In the past six months districts across the country, including Minneapolis, Portland, Denver and Seattle, have voted to remove School Resource Officers (SROs) from their schools and end contracts with local police departments. In a new working paper, Chris Curran, Samantha Viano, Aaron Kupchik, and Benjamin Fisher explore the impact of SROs in schools.
The researchers found that more frequent interactions with SROs did not increase students’ likelihood of being disciplined. They also found no evidence that differing feelings of trust and comfort toward SROs increased or decreased disciplinary consequences.
The study analyzed survey data from a total of about 40,000 students in two school districts, including urban and rural schools with socioeconomically and racially diverse student bodies. The researchers also conducted group interviews with participating students grade 4 and older.

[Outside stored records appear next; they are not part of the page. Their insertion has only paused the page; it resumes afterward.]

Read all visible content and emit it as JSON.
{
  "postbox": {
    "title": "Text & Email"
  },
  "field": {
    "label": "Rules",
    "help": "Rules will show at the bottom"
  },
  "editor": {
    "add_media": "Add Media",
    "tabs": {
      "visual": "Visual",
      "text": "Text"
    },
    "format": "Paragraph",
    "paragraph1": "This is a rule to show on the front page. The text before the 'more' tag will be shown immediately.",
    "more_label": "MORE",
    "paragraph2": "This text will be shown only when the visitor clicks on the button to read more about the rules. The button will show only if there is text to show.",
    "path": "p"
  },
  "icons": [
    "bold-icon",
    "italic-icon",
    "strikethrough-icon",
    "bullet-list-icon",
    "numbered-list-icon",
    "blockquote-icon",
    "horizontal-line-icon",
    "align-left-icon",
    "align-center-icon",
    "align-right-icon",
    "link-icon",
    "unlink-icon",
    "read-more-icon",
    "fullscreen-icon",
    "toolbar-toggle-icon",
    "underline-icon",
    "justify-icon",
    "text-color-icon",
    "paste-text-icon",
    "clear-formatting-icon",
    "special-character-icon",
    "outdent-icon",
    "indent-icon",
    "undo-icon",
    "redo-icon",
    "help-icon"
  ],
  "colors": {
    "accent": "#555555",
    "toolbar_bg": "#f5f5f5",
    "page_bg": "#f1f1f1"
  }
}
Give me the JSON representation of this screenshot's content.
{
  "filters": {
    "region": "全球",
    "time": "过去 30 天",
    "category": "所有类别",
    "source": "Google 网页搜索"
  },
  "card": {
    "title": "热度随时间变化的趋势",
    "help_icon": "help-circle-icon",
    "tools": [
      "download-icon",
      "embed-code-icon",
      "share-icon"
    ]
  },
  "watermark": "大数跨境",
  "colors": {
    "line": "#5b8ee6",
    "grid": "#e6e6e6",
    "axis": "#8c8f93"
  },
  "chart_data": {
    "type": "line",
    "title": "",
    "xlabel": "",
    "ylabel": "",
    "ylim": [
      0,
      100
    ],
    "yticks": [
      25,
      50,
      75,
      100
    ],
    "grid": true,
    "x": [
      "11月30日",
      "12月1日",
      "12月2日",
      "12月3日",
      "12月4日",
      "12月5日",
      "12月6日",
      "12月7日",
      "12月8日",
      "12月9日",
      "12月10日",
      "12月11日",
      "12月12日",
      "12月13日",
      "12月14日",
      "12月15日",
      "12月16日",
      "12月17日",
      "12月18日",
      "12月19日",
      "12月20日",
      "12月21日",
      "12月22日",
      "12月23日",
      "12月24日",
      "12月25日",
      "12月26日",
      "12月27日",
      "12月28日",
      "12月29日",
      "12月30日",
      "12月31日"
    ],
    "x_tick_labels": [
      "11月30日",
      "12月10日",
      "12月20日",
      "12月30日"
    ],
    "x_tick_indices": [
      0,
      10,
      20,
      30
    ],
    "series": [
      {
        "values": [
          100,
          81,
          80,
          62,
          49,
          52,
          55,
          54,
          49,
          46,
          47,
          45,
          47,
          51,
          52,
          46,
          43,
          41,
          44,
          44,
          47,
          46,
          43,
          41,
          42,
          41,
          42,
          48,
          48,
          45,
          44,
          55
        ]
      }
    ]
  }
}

The findings could, in part, be due to students’ reports that SROs did not engage in formal discipline at their schools, the researchers suggest. Further, the study found interesting results regarding students' perceived sense of safety. Although students who reported frequent interactions with SROs reported a greater sense of safety, the researchers also found that the presence of SROs contributed to a heightened sense of fear overall relative to the actual risk of threats. The researchers reported no significant differences in results across race, ethnicity, or age.
The authors urged policymakers to consider these results and limit the role of SROs in formal discipline measures.